Summary

Letter from the Department of Immigration, South Africa to Lindsay Motherwell, notifying him that the Minister of the Interior has withdrawn his permanent residency rights and therefore he cannot enter South Africa without a new visa, which is he is unlikely to be given due to his marriage to Sylvia. It is dated 24 February, 1970. This item is one of seven documents relating to Lindsay's permanent residency (HT 56326 HT 56363 HT 56364 HT 56365 HT 56366 HT 56367). Lindsay Motherwell was a drummer who travelled through Africa playing music, and settled in South Africa from 1967-1969, before returning to Australia via London.

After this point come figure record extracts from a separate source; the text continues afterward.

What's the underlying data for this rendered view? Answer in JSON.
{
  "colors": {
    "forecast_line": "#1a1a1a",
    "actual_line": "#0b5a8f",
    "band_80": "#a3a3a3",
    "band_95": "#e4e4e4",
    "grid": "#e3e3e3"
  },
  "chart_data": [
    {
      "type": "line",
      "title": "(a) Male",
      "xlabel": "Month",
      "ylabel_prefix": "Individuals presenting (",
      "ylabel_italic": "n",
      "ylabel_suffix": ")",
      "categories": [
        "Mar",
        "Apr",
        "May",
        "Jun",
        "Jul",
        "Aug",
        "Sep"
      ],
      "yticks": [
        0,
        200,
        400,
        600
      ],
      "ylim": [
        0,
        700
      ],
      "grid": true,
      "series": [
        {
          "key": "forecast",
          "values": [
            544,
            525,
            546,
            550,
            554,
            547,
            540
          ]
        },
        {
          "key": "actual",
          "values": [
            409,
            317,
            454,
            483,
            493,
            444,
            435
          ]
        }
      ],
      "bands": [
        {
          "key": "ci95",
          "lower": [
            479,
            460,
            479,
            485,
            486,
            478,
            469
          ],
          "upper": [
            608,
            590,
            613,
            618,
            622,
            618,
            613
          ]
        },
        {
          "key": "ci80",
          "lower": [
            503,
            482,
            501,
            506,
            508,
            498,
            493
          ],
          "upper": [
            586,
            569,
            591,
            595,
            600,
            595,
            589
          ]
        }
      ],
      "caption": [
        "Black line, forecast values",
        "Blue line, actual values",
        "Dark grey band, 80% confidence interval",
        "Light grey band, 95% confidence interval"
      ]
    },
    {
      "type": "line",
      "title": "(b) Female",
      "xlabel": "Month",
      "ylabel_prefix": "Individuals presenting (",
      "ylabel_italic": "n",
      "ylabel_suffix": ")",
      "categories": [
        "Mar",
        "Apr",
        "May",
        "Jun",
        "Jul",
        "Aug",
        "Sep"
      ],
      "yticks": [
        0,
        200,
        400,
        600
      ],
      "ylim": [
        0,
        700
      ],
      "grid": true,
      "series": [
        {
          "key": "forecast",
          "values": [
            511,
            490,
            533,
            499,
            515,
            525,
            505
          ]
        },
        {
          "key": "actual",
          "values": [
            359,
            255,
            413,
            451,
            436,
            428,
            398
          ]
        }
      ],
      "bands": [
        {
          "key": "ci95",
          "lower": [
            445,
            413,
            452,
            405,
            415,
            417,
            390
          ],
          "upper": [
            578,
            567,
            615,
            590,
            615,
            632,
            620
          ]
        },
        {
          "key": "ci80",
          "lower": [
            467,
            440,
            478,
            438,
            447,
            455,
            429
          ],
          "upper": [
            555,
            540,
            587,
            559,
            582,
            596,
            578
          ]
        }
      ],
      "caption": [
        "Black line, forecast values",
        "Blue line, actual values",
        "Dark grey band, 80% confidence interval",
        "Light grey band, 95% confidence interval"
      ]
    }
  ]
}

Sylvia Boyes (a South African-born orphan) and Lindsay Motherwell (a Melbourne-born drummer) met in Cape Town, South Africa in 1967 through their theatre connections. They fell in love but due to apartheid laws were forced to leave South Africa to marry in London. They subsequently relocated permanently to Melbourne in 1970.

Significance

Statement of Historical Significance:
This collection provides a significant opportunity to represent political and personal freedom as a motivation for migrating to Australia within the international context of both apartheid in South Africa and the end of the White Australia policy in Australia. The personal narrative is well documented and the objects provide a material way to follow the lives of both Lindsay and Sylvia, both separately and where they coincide in South Africa and onwards together to Melbourne. While this is ultimately a love story, it plays out through the collection against the backdrop of apartheid South Africa, sixties London and an increasingly multicultural Australia.